SINDy-RL: Interpretable and Efficient Model-Based Reinforcement Learning

Nicholas Zolman, Christian Lagemann, Urban Fasel, J. Nathan Kutz, Steven L. Brunton

incompletemedium confidence

Category: Not specified
Journal tier: Strong Field
Processed: Sep 28, 2025, 12:56 AM
arXiv Links: Abstract ↗PDF ↗

Audit review

The paper makes environment-specific, empirical claims of 10–100× sample-efficiency gains (e.g., 100× on swing-up; 14.47× on 3D airfoil) and describes practical stability heuristics (resetting/projection), but it does not provide a general theorem establishing a universal 100× guarantee . The candidate model offers a conditional theorem with explicit assumptions and bounds linking model error, planning accuracy, and environment interactions—this is logically sound overall, though a small correction is needed in the reward Lipschitz transfer (a missing factor depending on the policy Lipschitz constant).
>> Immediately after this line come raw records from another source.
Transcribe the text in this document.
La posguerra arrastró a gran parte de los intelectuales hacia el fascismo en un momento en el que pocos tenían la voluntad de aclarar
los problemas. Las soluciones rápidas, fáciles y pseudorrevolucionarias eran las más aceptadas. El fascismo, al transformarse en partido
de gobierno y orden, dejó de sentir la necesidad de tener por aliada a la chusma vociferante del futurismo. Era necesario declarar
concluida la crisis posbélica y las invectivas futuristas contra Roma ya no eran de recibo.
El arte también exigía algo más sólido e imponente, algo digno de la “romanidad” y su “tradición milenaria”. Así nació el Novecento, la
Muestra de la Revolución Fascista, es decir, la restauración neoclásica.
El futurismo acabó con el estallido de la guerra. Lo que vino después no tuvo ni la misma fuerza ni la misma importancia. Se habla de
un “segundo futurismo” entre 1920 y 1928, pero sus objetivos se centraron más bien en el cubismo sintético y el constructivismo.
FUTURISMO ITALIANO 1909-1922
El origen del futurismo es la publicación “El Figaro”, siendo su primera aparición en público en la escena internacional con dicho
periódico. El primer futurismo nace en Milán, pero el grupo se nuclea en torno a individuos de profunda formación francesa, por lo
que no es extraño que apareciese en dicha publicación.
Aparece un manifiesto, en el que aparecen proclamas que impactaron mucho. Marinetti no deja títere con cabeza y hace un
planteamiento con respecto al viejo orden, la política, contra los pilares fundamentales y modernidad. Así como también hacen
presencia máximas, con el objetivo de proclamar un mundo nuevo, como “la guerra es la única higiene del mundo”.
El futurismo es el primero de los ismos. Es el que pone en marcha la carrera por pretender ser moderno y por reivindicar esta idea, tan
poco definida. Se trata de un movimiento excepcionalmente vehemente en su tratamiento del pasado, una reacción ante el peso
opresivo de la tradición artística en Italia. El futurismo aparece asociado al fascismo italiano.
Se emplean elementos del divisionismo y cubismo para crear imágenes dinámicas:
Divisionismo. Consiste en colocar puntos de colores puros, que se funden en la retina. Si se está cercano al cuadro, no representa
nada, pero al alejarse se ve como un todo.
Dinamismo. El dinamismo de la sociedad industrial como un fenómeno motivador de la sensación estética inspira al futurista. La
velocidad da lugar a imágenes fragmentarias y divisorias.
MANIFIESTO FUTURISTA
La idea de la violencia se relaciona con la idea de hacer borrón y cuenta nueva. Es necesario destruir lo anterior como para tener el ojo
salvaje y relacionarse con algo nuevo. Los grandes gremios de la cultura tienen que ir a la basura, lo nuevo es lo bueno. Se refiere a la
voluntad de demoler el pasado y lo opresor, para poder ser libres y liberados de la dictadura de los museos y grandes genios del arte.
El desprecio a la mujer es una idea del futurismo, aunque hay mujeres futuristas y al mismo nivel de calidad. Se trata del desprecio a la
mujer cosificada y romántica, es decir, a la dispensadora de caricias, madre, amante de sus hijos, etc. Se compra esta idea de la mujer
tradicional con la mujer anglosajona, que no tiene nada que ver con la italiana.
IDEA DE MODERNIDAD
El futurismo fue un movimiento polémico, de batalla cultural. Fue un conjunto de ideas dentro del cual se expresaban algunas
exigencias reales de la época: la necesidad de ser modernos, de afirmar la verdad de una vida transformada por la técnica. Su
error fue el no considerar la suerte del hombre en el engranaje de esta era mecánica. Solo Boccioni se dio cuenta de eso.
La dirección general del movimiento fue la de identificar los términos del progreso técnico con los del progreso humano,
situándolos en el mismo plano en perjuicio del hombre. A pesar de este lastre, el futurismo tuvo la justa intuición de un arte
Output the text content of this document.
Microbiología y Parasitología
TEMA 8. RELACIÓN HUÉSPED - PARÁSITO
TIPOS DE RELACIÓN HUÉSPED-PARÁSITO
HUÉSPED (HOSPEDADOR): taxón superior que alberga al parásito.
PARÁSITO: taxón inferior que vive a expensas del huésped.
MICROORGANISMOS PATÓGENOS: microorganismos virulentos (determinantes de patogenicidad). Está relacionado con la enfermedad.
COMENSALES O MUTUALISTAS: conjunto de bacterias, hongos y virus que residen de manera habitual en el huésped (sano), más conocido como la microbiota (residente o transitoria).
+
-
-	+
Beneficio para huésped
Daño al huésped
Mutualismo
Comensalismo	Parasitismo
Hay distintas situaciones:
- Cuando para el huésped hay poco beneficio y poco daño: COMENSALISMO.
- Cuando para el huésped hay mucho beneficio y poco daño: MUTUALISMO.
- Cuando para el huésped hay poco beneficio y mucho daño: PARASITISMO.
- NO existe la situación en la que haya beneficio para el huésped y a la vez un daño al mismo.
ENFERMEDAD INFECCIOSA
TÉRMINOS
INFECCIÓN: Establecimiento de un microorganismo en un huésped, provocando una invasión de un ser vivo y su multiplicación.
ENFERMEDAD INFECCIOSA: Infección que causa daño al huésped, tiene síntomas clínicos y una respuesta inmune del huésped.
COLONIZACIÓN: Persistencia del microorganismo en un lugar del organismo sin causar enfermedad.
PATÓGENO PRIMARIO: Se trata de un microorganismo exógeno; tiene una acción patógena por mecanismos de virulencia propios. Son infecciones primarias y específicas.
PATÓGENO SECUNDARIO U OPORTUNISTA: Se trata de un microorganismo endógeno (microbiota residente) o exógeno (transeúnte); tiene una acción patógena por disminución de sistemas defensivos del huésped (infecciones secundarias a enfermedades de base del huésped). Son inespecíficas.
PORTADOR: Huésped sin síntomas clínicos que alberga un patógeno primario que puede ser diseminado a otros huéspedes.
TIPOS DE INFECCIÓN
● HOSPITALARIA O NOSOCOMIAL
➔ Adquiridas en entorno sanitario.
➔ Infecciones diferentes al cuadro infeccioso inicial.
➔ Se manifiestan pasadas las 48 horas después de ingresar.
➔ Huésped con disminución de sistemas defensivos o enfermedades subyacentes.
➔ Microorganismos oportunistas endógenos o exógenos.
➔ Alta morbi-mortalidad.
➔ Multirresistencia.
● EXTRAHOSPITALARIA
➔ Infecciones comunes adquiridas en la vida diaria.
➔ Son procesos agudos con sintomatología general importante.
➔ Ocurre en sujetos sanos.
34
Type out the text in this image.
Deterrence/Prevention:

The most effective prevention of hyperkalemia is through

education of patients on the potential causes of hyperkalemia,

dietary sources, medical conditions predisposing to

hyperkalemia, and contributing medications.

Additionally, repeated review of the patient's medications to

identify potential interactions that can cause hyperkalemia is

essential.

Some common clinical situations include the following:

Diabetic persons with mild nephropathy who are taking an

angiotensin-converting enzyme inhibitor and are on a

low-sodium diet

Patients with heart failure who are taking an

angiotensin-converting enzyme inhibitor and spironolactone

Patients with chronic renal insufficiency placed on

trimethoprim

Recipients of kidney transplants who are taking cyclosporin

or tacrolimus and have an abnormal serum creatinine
Net: the paper is empirically correct but theoretically incomplete; the model’s conditional analysis is essentially correct and clarifies when large reductions (e.g., 100×) are attainable.

Referee report (LaTeX)

\textbf{Recommendation:} minor revisions

\textbf{Journal Tier:} strong field

\textbf{Justification:}

The work demonstrates a compelling and practically important integration of sparse dictionary models with Dyna-style RL, yielding large empirical gains and interpretability. Claims about “10–100×” efficiency are framed empirically and substantiated across tasks, with thoughtful discussion of stability heuristics and ablations (e.g., (Ncollect, nbatch)). However, the manuscript would benefit from explicitly stating the absence of a universal guarantee and from augmenting the discussion with conditions under which the observed gains are expected, bridging to formal bounds.